What should the result be for a string like “aabaaac”? It’s not clear to me from your description? Should it be [(a, 5), (b, 1), (c, 1)] or [(a, 2), (b, 1), (c, 1)] or [(a, 3), (b, 1), (c, 1)]. If it’s the first you can ignore what I said above and use groupBy and then just count the elements of each group.
It also could be [(a, 2), (b, 1), (a, 3), (c, 1)], in that case you won’t be able to use a map as the result data structure and you will have to use a List<Pair<Char, Int>> instead.
It could be [(a, 2), (b, 1), (a, 3), (c, 1)]. I know how to realize that using List<Pair<Char, Int>>
My code below:
fun main() {
var s = readLine()!!
var list1 = mutableListOf<Pair<Char, Int>>()
var startIndex = 0
var endIndex = 0
while (endIndex <= s.length - 1){
while(endIndex != s.length - 1 && s[endIndex] == s[endIndex + 1]){
++endIndex
}
list1.add(Pair(s[endIndex], endIndex - startIndex + 1))
++endIndex
startIndex = endIndex
}
println(list1)
}
But I want to make my code shorter. Can you help me with it?
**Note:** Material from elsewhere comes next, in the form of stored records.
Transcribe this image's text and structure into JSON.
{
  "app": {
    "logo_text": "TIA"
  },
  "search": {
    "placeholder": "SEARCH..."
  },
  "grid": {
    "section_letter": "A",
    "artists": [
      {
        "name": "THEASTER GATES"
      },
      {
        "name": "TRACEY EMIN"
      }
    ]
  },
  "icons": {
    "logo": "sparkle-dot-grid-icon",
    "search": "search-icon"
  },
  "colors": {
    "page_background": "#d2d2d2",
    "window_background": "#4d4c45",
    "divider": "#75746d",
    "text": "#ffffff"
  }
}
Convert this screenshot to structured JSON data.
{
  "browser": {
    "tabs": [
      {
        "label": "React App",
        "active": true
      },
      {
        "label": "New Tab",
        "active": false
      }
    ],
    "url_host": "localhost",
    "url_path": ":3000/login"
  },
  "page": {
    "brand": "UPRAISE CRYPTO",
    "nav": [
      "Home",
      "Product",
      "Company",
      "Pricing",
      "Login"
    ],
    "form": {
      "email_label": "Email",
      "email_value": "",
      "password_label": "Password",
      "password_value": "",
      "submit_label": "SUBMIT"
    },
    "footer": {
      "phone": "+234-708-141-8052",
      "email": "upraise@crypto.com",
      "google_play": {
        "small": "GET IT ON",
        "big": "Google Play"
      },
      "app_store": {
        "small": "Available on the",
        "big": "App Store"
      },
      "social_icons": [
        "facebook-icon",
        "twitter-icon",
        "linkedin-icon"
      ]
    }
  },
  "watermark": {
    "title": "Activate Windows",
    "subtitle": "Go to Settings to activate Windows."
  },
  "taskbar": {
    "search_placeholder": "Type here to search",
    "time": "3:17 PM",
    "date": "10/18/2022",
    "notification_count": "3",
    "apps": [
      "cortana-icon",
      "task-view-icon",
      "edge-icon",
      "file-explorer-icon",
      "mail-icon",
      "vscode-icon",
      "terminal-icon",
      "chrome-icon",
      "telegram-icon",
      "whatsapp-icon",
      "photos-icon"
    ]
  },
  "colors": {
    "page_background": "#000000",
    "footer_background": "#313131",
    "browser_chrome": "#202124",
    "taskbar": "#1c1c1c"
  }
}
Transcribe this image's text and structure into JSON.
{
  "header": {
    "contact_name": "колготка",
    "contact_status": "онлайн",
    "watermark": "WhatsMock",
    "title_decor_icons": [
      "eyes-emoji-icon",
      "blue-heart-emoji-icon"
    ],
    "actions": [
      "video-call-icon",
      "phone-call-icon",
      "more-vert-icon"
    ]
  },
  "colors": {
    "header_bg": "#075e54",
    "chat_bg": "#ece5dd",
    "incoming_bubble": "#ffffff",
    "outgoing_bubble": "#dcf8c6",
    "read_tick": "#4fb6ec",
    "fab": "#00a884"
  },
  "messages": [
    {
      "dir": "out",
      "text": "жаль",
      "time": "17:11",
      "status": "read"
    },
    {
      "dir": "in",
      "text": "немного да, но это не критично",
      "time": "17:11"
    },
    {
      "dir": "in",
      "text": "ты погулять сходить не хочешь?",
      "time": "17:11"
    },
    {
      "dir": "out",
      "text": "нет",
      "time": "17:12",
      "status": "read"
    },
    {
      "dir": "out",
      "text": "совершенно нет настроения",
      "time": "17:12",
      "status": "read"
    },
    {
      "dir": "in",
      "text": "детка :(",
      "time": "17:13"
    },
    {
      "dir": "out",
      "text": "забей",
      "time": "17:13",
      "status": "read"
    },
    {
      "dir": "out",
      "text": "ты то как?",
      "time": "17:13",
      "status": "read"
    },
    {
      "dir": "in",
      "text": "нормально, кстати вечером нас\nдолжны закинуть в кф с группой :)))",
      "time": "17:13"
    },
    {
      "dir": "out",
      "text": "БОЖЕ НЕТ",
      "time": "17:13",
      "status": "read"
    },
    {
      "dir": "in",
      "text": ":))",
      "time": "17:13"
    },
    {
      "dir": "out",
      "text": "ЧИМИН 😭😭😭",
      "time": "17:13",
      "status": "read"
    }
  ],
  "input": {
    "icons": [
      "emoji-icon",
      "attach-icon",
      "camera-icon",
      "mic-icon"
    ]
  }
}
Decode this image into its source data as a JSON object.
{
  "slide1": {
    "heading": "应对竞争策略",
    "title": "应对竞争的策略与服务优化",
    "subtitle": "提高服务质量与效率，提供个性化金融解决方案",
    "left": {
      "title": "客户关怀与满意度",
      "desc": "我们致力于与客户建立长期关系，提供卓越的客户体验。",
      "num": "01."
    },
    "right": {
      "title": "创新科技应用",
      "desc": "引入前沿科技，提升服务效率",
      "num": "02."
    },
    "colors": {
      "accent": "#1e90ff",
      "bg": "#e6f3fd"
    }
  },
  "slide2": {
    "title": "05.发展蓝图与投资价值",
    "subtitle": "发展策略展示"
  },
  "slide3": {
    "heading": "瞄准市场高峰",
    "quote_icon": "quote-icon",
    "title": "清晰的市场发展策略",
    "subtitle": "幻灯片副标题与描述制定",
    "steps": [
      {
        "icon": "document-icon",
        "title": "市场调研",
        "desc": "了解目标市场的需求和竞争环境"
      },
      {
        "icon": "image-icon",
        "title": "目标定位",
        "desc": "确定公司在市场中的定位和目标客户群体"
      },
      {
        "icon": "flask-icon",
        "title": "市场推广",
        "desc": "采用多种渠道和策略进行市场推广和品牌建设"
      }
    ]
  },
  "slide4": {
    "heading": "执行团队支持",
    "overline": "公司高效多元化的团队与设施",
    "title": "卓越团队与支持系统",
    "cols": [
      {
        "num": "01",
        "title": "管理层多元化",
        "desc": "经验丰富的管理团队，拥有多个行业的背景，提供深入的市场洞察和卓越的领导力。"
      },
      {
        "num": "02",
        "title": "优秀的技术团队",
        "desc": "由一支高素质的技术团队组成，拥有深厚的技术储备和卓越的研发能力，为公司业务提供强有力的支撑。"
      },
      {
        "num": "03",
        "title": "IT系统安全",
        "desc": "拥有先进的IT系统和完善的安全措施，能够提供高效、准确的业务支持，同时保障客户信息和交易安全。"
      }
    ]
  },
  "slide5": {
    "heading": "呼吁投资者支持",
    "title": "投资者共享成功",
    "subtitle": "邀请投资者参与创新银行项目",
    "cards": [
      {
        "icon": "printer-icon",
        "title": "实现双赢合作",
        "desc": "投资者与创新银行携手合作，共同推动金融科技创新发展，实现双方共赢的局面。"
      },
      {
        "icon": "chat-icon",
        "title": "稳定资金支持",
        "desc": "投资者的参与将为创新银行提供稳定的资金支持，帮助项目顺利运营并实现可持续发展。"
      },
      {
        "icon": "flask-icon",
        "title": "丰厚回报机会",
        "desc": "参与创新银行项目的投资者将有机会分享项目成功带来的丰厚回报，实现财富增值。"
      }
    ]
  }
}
Take a look to Kotlin standard library, I strongly suggest you Kotlin Koans.
I left a simple implementation uncommented, good luck 
fun main() {
val string = "hello"
val pairs =
(0 until string.length)
.filter { it == 0 || string[it - 1] != string[it] }
.map { string.substring(it) }
.map { s -> s[0] to s.takeWhile { s[0] == it }.length }
println(pairs)
}
1 Like
Thank you!
Wow. This seems awfully complex, but I guess it’s correct. I would have used a simple loop like the OP.
Maybe
//sampleStart
fun genPairs(s: String): List<Pair<Char, Int>> {
if(s.isEmpty()) return emptyList()
var current = s[0]
var count = 0
val pairs = mutableListOf<Pair<Char, Int>>()
for(c in s) {
if(c == current) count++
else {
pairs.add(current to count)
current = c
count = 1
}
}
pairs.add(current to count)
return pairs
}
//sampleEnd
fun main() {
genPairs("Hello").forEach { println(it) }
}
Late to this thread, but in case anyone else happens to come across this.
Could do something like this:
val word = "hello"
var letterCount = word.toList()
.distinct()
.map { letter -> letter to word.count { it == letter } }
println(letterCount)